The limo driver shut us into the vehicle and we sat there for a few seconds. I could hear him putting the suitcases into the trunk.

"Safety first," Kane suddenly said. He reached across my person and took hold of the seatbelt. He paused for a second, our bodies very close together. I looked up at him and his blue eyes were uncannily bright. Also, I could almost smell the pheromones coming off of him.

Finally he pulled the seat belt across my body and hooked it. "There," he said, returning to his seat and hooking his own.

"Where to, Sir?" The driver said once he was seated up front. "Home?"

"No. Not yet. To the lady's hotel," he said with a flourish of his hand.

"Where's that, Ma'am?" The driver asked me. He glanced at me in his rear view mirror as he pulled away from the curb.

I crossed my arms across my chest. I seethed. "Fine. The Airport Charleston Hotel," I said.

"Ooh. They have real comfortable beds there," Kane whispered to me.

I huffed and said something about him being an easy lay, but he didn't respond, only smirked at me.

When we got to the hotel that was only a mile away, I mumbled a thank you to the driver, opened the door myself, and scurried out of the limo.

The driver popped the trunk, and I had my suitcase out faster than he could get out of the limo and get it for me.

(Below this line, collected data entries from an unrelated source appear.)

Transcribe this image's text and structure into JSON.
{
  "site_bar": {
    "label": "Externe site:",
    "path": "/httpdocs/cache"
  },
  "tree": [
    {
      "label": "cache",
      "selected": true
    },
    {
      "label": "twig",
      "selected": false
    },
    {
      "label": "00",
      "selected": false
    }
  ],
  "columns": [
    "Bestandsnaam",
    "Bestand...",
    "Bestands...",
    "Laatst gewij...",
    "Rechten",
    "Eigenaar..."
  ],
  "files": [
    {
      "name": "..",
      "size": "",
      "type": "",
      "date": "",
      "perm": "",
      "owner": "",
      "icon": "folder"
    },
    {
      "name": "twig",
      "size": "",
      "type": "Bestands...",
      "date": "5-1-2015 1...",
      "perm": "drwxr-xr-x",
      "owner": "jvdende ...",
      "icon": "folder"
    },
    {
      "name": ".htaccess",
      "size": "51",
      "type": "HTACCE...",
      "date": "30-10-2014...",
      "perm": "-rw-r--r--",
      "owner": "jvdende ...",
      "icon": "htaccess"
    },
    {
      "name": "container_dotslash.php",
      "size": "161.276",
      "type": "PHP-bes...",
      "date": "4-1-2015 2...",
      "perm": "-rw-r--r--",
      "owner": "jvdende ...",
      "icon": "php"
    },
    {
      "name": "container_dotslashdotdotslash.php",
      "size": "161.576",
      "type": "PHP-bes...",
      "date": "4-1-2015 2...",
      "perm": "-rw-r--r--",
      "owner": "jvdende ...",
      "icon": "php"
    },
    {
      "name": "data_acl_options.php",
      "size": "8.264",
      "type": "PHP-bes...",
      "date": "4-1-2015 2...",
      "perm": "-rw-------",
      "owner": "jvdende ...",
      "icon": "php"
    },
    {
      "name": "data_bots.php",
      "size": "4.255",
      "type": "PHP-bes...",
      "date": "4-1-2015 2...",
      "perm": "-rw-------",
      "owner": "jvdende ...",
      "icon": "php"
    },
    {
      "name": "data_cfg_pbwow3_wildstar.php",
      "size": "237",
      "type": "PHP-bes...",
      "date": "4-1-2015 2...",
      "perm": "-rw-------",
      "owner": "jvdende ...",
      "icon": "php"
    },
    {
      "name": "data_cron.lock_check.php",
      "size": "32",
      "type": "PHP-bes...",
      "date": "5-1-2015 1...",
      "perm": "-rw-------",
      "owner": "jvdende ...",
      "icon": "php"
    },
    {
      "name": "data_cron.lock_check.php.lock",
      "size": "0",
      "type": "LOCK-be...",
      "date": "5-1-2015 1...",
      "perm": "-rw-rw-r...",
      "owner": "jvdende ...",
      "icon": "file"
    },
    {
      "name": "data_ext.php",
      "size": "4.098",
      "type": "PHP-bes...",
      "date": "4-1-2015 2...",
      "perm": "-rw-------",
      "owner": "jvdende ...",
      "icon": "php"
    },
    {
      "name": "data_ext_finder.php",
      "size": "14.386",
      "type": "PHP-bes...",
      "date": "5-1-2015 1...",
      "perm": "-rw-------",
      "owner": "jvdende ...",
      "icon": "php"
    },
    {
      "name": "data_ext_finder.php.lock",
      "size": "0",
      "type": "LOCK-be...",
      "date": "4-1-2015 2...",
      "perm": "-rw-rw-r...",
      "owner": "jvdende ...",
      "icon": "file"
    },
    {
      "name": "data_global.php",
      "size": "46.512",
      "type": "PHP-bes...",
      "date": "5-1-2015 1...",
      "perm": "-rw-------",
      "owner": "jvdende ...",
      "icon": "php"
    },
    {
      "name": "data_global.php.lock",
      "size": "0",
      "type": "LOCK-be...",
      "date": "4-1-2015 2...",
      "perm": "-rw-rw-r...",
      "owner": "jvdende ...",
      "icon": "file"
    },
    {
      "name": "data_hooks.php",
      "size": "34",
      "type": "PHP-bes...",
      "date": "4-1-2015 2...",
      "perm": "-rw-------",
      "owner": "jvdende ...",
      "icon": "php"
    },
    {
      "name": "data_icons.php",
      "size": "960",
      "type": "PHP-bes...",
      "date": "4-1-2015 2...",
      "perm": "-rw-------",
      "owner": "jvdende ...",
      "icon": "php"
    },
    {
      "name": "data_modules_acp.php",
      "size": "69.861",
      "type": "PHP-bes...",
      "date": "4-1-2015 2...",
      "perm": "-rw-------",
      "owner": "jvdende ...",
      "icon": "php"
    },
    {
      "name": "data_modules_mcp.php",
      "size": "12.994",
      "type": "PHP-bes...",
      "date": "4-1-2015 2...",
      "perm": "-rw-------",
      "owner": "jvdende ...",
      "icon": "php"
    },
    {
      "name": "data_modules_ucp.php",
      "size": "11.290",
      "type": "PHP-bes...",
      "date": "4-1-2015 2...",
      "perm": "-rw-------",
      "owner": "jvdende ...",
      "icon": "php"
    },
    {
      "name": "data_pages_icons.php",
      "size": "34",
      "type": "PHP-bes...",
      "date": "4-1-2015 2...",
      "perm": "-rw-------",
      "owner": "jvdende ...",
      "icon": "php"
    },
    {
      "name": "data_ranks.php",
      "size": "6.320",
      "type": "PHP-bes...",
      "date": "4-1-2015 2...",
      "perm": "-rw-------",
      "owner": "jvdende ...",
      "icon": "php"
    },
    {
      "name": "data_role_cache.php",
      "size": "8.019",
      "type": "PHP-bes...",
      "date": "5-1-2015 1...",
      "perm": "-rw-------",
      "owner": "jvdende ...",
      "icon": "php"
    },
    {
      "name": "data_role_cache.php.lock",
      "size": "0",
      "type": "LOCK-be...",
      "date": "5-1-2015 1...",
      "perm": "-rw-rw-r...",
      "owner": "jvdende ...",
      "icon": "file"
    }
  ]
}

I hurried inside the hotel and to the front desk. I tapped my fingernails impatiently on the counter, waiting for the lady behind it to turn around and see me. "Can I help you?" She eventually asked. She had a name tag on that said Elise.

"Yep. I'd like a room, please, Elise," I said.

She immediately frowned. "I'm so sorry, but this hotel is full," she said.

My jaw dropped. "There are no rooms? At all?" I asked her.

She shook her head. "No."

"Good afternoon!" Said a loud, now very familiar male voice from behind me. I put my head in my hands. This couldn't be happening.

"Yes?" Elise said to him.

Kane sidled up to the front desk and slid his sunglasses up to the top of his head. He put his other arm around me. I tried to inch away but his arm tightened. He basically had me caught.

"How are you today, beautiful?" Kane asked the woman behind the desk with a panty-incinerating smile.